The Gowanus Canal Conservancy is an independent environmental 501(c)(3) nonprofit organization formed in 2006 by former members of the Environmental Committee of the Gowanus Canal Community Development Corporation.  Our mission is to be a steward for the preservation, restoration and green development of the Gowanus Canal and its environs for the greater good of the community.

About the Gowanus Canal

The 1.8 mile long Gowanus Canal was created in the mid-late 1800s on the site of a former saltmarsh and creek and has seen its fair share of environmental issues. For years, it has captured raw sewage waste from adjacent residential neighborhoods, industrial waste products from the businesses located along its banks, and polluted surface run off.  At the same time, the canal is dotted with structures and bridges that celebrate its important industrial history and is home to egrets, cormorants, and other forms of wildlife.  The area is currently filled with small industries, businesses, residences, and art studios. It is slated for rezoning by the City and also became a national Superfund site in 2010.

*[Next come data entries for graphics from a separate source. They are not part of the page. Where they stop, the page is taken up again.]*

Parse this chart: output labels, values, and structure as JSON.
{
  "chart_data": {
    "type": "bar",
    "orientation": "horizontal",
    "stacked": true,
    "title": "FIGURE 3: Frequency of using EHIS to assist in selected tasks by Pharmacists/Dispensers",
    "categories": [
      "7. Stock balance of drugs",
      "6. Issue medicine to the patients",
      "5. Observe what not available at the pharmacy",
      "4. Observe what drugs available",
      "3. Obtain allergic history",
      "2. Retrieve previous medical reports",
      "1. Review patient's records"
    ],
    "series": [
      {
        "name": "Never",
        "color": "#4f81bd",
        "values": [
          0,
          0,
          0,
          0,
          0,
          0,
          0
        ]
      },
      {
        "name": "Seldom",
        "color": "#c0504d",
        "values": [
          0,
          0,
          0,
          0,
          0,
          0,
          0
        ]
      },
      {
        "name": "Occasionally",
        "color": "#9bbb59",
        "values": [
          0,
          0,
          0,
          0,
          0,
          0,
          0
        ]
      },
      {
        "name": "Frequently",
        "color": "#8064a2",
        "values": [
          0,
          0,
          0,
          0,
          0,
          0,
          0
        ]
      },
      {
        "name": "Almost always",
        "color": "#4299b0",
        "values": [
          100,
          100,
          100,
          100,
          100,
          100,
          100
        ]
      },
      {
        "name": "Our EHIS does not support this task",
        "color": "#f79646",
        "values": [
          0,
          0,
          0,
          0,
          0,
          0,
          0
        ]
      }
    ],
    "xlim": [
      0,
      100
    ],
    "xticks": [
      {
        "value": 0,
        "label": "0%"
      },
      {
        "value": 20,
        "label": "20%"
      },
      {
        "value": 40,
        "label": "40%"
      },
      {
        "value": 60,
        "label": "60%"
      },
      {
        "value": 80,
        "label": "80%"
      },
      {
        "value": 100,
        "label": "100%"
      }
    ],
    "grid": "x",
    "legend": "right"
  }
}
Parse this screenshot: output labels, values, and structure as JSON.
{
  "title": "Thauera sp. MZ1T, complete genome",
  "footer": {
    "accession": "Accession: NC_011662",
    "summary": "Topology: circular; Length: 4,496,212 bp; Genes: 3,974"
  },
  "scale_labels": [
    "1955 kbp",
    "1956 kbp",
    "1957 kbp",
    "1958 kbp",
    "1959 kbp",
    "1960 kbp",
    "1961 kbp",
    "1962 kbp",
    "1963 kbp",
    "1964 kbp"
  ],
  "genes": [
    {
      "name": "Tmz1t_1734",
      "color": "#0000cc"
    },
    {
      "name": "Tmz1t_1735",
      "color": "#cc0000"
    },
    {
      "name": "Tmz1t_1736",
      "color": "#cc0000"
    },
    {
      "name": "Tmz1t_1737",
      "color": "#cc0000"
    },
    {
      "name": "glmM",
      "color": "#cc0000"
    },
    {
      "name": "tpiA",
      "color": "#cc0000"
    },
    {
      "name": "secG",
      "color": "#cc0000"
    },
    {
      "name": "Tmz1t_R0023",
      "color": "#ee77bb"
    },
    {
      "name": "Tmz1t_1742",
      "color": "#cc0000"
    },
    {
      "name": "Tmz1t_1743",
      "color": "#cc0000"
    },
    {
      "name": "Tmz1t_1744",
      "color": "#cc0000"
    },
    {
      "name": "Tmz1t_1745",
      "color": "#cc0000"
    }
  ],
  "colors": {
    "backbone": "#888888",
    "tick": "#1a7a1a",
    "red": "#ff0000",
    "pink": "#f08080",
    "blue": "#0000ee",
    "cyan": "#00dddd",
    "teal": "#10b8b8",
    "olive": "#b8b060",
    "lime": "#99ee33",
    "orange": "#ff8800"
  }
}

Sources of pollution in the canal:

  1. Industrial Pollution: Factories that lined the canal in the late 1800s to mid-1900s dumped their waste in its waters and on nearby land.  The industrial waste dumped onto the land not only contaminates the land but is also continually leeching into the canal waters.  Pollutants that settled out of canal waters poisoned the sediments throughout the length of the canal.
  2. Combined Sewer Overflows (CSOs):  The Gowanus Watershed is the area of land surrounding the Gowanus Canal and which drains into the canal.  The watershed extends well uphill from the canal into Park Slope, Carroll Gardens, Boerum Hill, and Cobble Hill.  The sewer system throughout New York City is a combined system:  the sewer pipes leading from our toilets, bathtubs, sinks, etc. are connected to the pipes that drain rainwater from the street.  When weather conditions are dry, the raw sewage is allowed to travel to the sewage treatment plant.  But when we have extreme rain events, the rainwater in this combined system which falls within the Gowanus Watershed (i.e., the areas in the surrounding neighborhoods that drain into the canal) throws off the proper functioning of the sewer system:  the excess rainwater combines with the raw sewage and dumps this mixture into the Gowanus Canal.
  3. Surface Runoff: There are contaminants on the adjacent streets that are carried into the canal with surface stormwater runoff.